We need the NCAA to take a leadership role. This is a national issue, it's about the game itself, it doesn't matter where it's played, it has to do with everybody. So, I was calling for the NCAA to take a very aggressive, national leadership role in this area.

"

Although Slive is not pushing more conference-wide best practices, he is doing something that we at Your Best 11 have been calling for.

He's putting pressure on the NCAA to set a standard across the board.

While conference level legislation would be welcome, the fact is that the concussion situation in collegiate football is about more than just protecting the Big Ten, the SEC or the ACC. It is about protecting players from the major conferences down through the ranks of Division III.

That is the NCAA's job. That is where, as Slive points out, the NCAA is failing.

They are not disseminating the research and findings about concussions throughout the member institutions. They are not making rulings on best practices such as impact monitoring or mandatory sit-outs for concussed players.

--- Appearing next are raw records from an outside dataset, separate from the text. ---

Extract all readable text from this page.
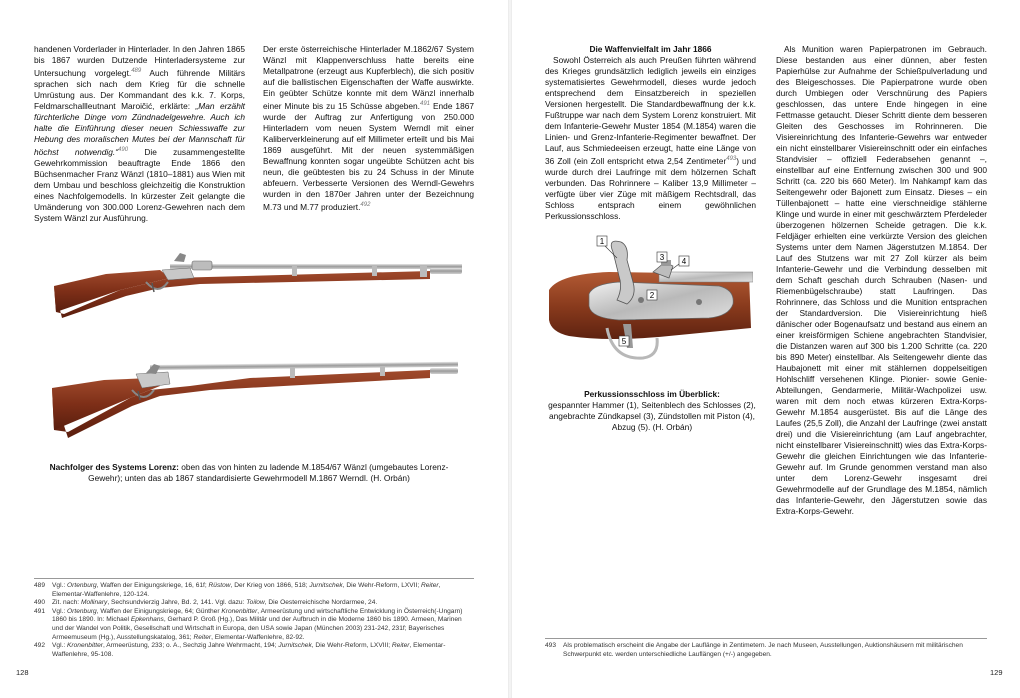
handenen Vorderlader in Hinterlader. In den Jahren 1865 bis 1867 wurden Dutzende Hinterladersysteme zur Untersuchung vorgelegt.$^{489}$ Auch führende Militärs sprachen sich nach dem Krieg für die schnelle Umrüstung aus. Der Kommandant des k.k. 7. Korps, Feldmarschallleutnant Maroičić, erklärte: „Man erzählt fürchterliche Dinge vom Zündnadelgewehre. Auch ich halte die Einführung dieser neuen Schiesswaffe zur Hebung des moralischen Mutes bei der Mannschaft für höchst notwendig.“$^{490}$ Die zusammengestellte Gewehrkommission beauftragte Ende 1866 den Büchsenmacher Franz Wänzl (1810–1881) aus Wien mit dem Umbau und beschloss gleichzeitig die Konstruktion eines Nachfolgemodells. In kürzester Zeit gelangte die Umänderung von 300.000 Lorenz-Gewehren nach dem System Wänzl zur Ausführung.

Der erste österreichische Hinterlader M.1862/67 System Wänzl mit Klappenverschluss hatte bereits eine Metallpatrone (erzeugt aus Kupferblech), die sich positiv auf die ballistischen Eigenschaften der Waffe auswirkte. Ein geübter Schütze konnte mit dem Wänzl innerhalb einer Minute bis zu 15 Schüsse abgeben.$^{491}$ Ende 1867 wurde der Auftrag zur Anfertigung von 250.000 Hinterladern vom neuen System Werndl mit einer Kaliberverkleinerung auf elf Millimeter erteilt und bis Mai 1869 ausgeführt. Mit der neuen systemmäßigen Bewaffnung konnten sogar ungeübte Schützen acht bis neun, die geübtesten bis zu 24 Schuss in der Minute abfeuern. Verbesserte Versionen des Werndl-Gewehrs wurden in den 1870er Jahren unter der Bezeichnung M.73 und M.77 produziert.$^{492}$

Nachfolger des Systems Lorenz: oben das von hinten zu ladende M.1854/67 Wänzl (umgebautes Lorenz-Gewehr); unten das ab 1867 standardisierte Gewehrmodell M.1867 Werndl. (H. Orbán)
489 Vgl.: Ortenburg, Waffen der Einigungskriege, 16, 61f; Rüstow, Der Krieg von 1866, 518; Jurnitschek, Die Wehr-Reform, LXVII; Reiter, Elementar-Waffenlehre, 120-124.
490 Zit. nach: Mollinary, Sechsundvierzig Jahre, Bd. 2, 141. Vgl. dazu: Toilow, Die Oesterreichische Nordarmee, 24.
491 Vgl.: Ortenburg, Waffen der Einigungskriege, 64; Günther Kronenbitter, Armeerüstung und wirtschaftliche Entwicklung in Österreich(-Ungarn) 1860 bis 1890. In: Michael Epkenhans, Gerhard P. Groß (Hg.), Das Militär und der Aufbruch in die Moderne 1860 bis 1890. Armeen, Marinen und der Wandel von Politik, Gesellschaft und Wirtschaft in Europa, den USA sowie Japan (München 2003) 231-242, 231f; Bayerisches Armeemuseum (Hg.), Ausstellungskatalog, 361; Reiter, Elementar-Waffenlehre, 82-92.
492 Vgl.: Kronenbitter, Armeerüstung, 233; o. A., Sechzig Jahre Wehrmacht, 194; Jurnitschek, Die Wehr-Reform, LXVIII; Reiter, Elementar-Waffenlehre, 95-108.
128
Die Waffenvielfalt im Jahr 1866

Sowohl Österreich als auch Preußen führten während des Krieges grundsätzlich lediglich jeweils ein einziges systematisiertes Gewehrmodell, dieses wurde jedoch entsprechend dem Einsatzbereich in speziellen Versionen hergestellt. Die Standardbewaffnung der k.k. Fußtruppe war nach dem System Lorenz konstruiert. Mit dem Infanterie-Gewehr Muster 1854 (M.1854) waren die Linien- und Grenz-Infanterie-Regimenter bewaffnet. Der Lauf, aus Schmiedeeisen erzeugt, hatte eine Länge von 36 Zoll (ein Zoll entspricht etwa 2,54 Zentimeter$^{493}$) und wurde durch drei Laufringe mit dem hölzernen Schaft verbunden. Das Rohrinnere – Kaliber 13,9 Millimeter – verfügte über vier Züge mit mäßigem Rechtsdrall, das Schloss entsprach einem gewöhnlichen Perkussionsschloss.

1
2
3 4
5
Perkussionsschloss im Überblick:
gespannter Hammer (1), Seitenblech des Schlosses (2), angebrachte Zündkapsel (3), Zündstollen mit Piston (4), Abzug (5). (H. Orbán)

Als Munition waren Papierpatronen im Gebrauch. Diese bestanden aus einer dünnen, aber festen Papierhülse zur Aufnahme der Schießpulverladung und des Bleigeschosses. Die Papierpatrone wurde oben durch Umbiegen oder Verschnürung des Papiers geschlossen, das untere Ende hingegen in eine Fettmasse getaucht. Dieser Schritt diente dem besseren Gleiten des Geschosses im Rohrinneren. Die Visiereinrichtung des Infanterie-Gewehrs war entweder ein nicht einstellbarer Visiereinschnitt oder ein einfaches Standvisier – offiziell Federabsehen genannt –, einstellbar auf eine Entfernung zwischen 300 und 900 Schritt (ca. 220 bis 660 Meter). Im Nahkampf kam das Seitengewehr oder Bajonett zum Einsatz. Dieses – ein Tüllenbajonett – hatte eine vierschneidige stählerne Klinge und wurde in einer mit geschwärztem Pferdeleder überzogenen hölzernen Scheide getragen. Die k.k. Feldjäger erhielten eine verkürzte Version des gleichen Systems unter dem Namen Jägerstutzen M.1854. Der Lauf des Stutzens war mit 27 Zoll kürzer als beim Infanterie-Gewehr und die Verbindung desselben mit dem Schaft geschah durch Schrauben (Nasen- und Riemenbügelschraube) statt Laufringen. Das Rohrinnere, das Schloss und die Munition entsprachen der Standardversion. Die Visiereinrichtung hieß dänischer oder Bogenaufsatz und bestand aus einem an einer kreisförmigen Schiene angebrachten Standvisier, die Distanzen waren auf 300 bis 1.200 Schritte (ca. 220 bis 890 Meter) einstellbar. Als Seitengewehr diente das Haubajonett mit einer mit stählernen doppelseitigen Hohlschliff versehenen Klinge. Pionier- sowie Genie-Abteilungen, Gendarmerie, Militär-Wachpolizei usw. waren mit dem noch etwas kürzeren Extra-Korps-Gewehr M.1854 ausgerüstet. Bis auf die Länge des Laufes (25,5 Zoll), die Anzahl der Laufringe (zwei anstatt drei) und die Visiereinrichtung (am Lauf angebrachter, nicht einstellbarer Visiereinschnitt) wies das Extra-Korps-Gewehr die gleichen Einrichtungen wie das Infanterie-Gewehr auf. Im Grunde genommen verstand man also unter dem Lorenz-Gewehr insgesamt drei Gewehrmodelle auf der Grundlage des M.1854, nämlich das Infanterie-Gewehr, den Jägerstutzen sowie das Extra-Korps-Gewehr.

493 Als problematisch erscheint die Angabe der Lauflänge in Zentimetern. Je nach Museen, Ausstellungen, Auktionshäusern mit militärischen Schwerpunkt etc. werden unterschiedliche Lauflängen (+/-) angegeben.
129
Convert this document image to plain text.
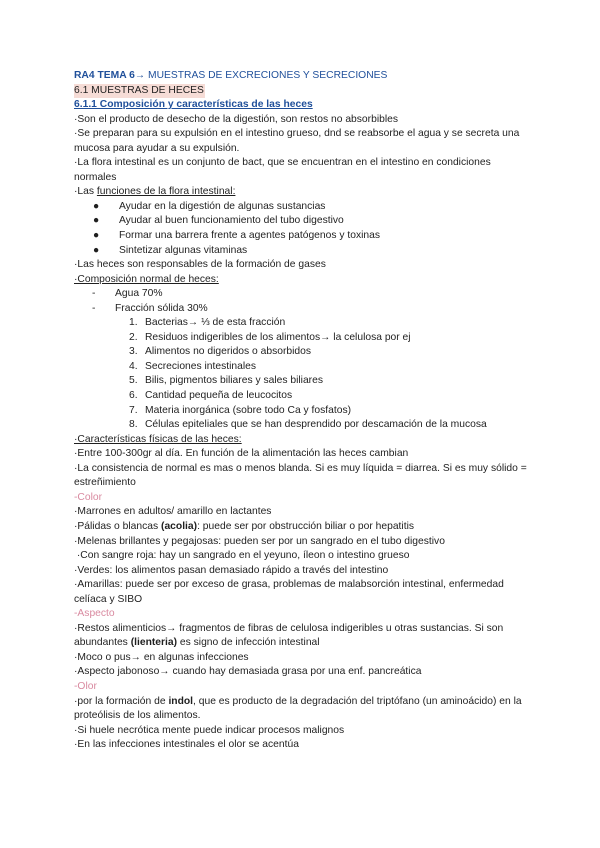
RA4 TEMA 6→ MUESTRAS DE EXCRECIONES Y SECRECIONES
6.1 MUESTRAS DE HECES
6.1.1 Composición y características de las heces
·Son el producto de desecho de la digestión, son restos no absorbibles
·Se preparan para su expulsión en el intestino grueso, dnd se reabsorbe el agua y se secreta una mucosa para ayudar a su expulsión.
·La flora intestinal es un conjunto de bact, que se encuentran en el intestino en condiciones normales
·Las funciones de la flora intestinal:
● Ayudar en la digestión de algunas sustancias
● Ayudar al buen funcionamiento del tubo digestivo
● Formar una barrera frente a agentes patógenos y toxinas
● Sintetizar algunas vitaminas
·Las heces son responsables de la formación de gases
·Composición normal de heces:
- Agua 70%
- Fracción sólida 30%
1. Bacterias→ ⅓ de esta fracción
2. Residuos indigeribles de los alimentos→ la celulosa por ej
3. Alimentos no digeridos o absorbidos
4. Secreciones intestinales
5. Bilis, pigmentos biliares y sales biliares
6. Cantidad pequeña de leucocitos
7. Materia inorgánica (sobre todo Ca y fosfatos)
8. Células epiteliales que se han desprendido por descamación de la mucosa
·Características físicas de las heces:
·Entre 100-300gr al día. En función de la alimentación las heces cambian
·La consistencia de normal es mas o menos blanda. Si es muy líquida = diarrea. Si es muy sólido = estreñimiento
-Color
·Marrones en adultos/ amarillo en lactantes
·Pálidas o blancas (acolia): puede ser por obstrucción biliar o por hepatitis
·Melenas brillantes y pegajosas: pueden ser por un sangrado en el tubo digestivo
·Con sangre roja: hay un sangrado en el yeyuno, íleon o intestino grueso
·Verdes: los alimentos pasan demasiado rápido a través del intestino
·Amarillas: puede ser por exceso de grasa, problemas de malabsorción intestinal, enfermedad celíaca y SIBO
-Aspecto
·Restos alimenticios→ fragmentos de fibras de celulosa indigeribles u otras sustancias. Si son abundantes (lienteria) es signo de infección intestinal
·Moco o pus→ en algunas infecciones
·Aspecto jabonoso→ cuando hay demasiada grasa por una enf. pancreática
-Olor
·por la formación de indol, que es producto de la degradación del triptófano (un aminoácido) en la proteólisis de los alimentos.
·Si huele necrótica mente puede indicar procesos malignos
·En las infecciones intestinales el olor se acentúa
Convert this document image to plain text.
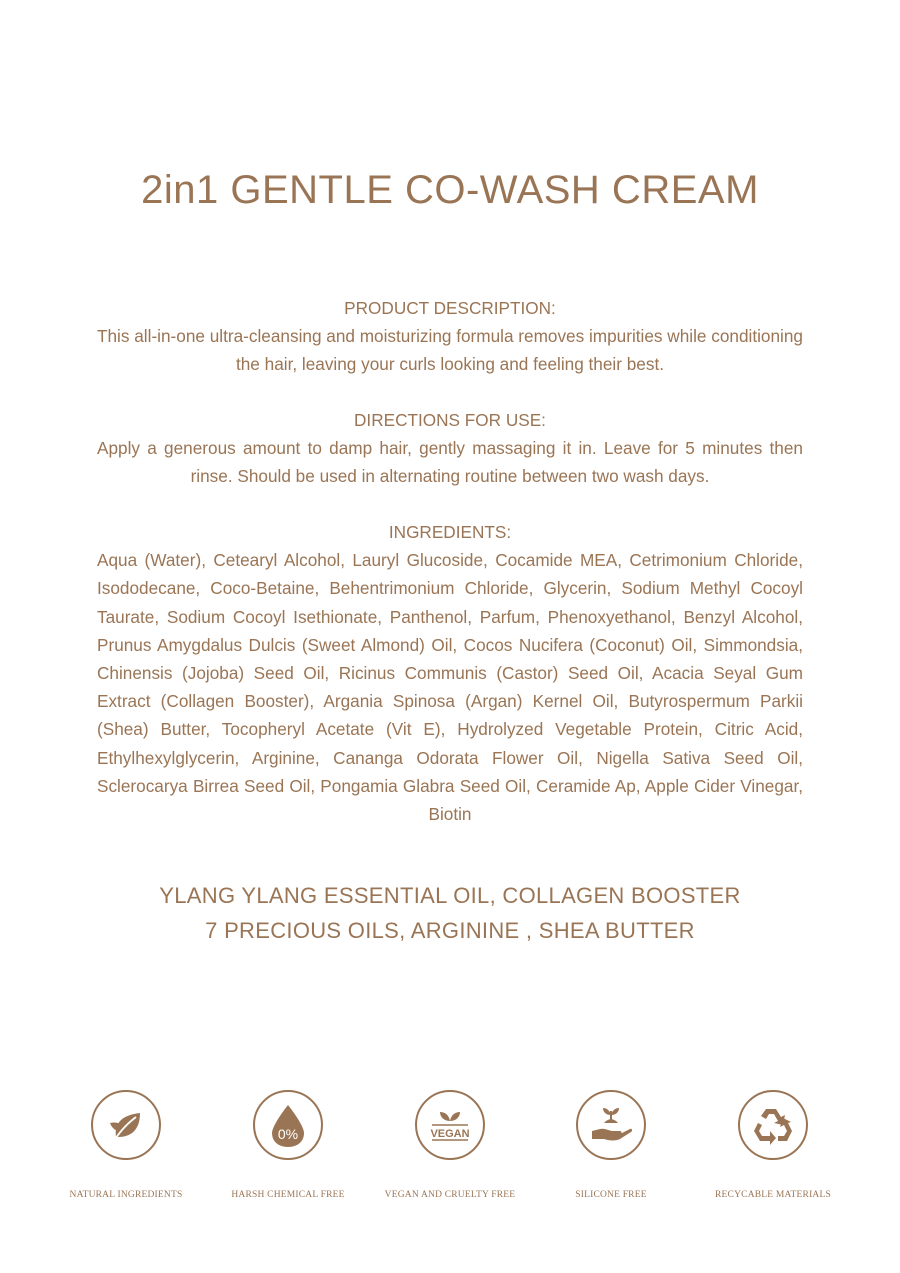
2in1 GENTLE CO-WASH CREAM
PRODUCT DESCRIPTION:

This all-in-one ultra-cleansing and moisturizing formula removes impurities while conditioning the hair, leaving your curls looking and feeling their best.

DIRECTIONS FOR USE:

Apply a generous amount to damp hair, gently massaging it in. Leave for 5 minutes then rinse. Should be used in alternating routine between two wash days.

INGREDIENTS:

Aqua (Water), Cetearyl Alcohol, Lauryl Glucoside, Cocamide MEA, Cetrimonium Chloride, Isododecane, Coco-Betaine, Behentrimonium Chloride, Glycerin, Sodium Methyl Cocoyl Taurate, Sodium Cocoyl Isethionate, Panthenol, Parfum, Phenoxyethanol, Benzyl Alcohol, Prunus Amygdalus Dulcis (Sweet Almond) Oil, Cocos Nucifera (Coconut) Oil, Simmondsia, Chinensis (Jojoba) Seed Oil, Ricinus Communis (Castor) Seed Oil, Acacia Seyal Gum Extract (Collagen Booster), Argania Spinosa (Argan) Kernel Oil, Butyrospermum Parkii (Shea) Butter, Tocopheryl Acetate (Vit E), Hydrolyzed Vegetable Protein, Citric Acid, Ethylhexylglycerin, Arginine, Cananga Odorata Flower Oil, Nigella Sativa Seed Oil, Sclerocarya Birrea Seed Oil, Pongamia Glabra Seed Oil, Ceramide Ap, Apple Cider Vinegar, Biotin

YLANG YLANG ESSENTIAL OIL, COLLAGEN BOOSTER
7 PRECIOUS OILS, ARGININE , SHEA BUTTER
NATURAL INGREDIENTS
0%
HARSH CHEMICAL FREE
VEGAN
VEGAN AND CRUELTY FREE	SILICONE FREE	RECYCABLE MATERIALS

Those are the things that have to happen for the sake of college football as a whole, not just the school's that draw the biggest ratings on television.

Everyone deserves to be safe and cared for when they are flying around the field and playing the game. Big schools are implementing impact monitoring, some are going so far as to take hit counts for blows to the head. Smaller schools are being left behind, not just in on-field success, but in safety as well. The NCAA has to push to make sure that doesn't happen.

More push from the conference level is a must, but the NCAA has to work to spread safety precautions through all of its ranks. Get the information out, and more importantly, use its weight and use its financial resources to get the collegiate landscape on the same page.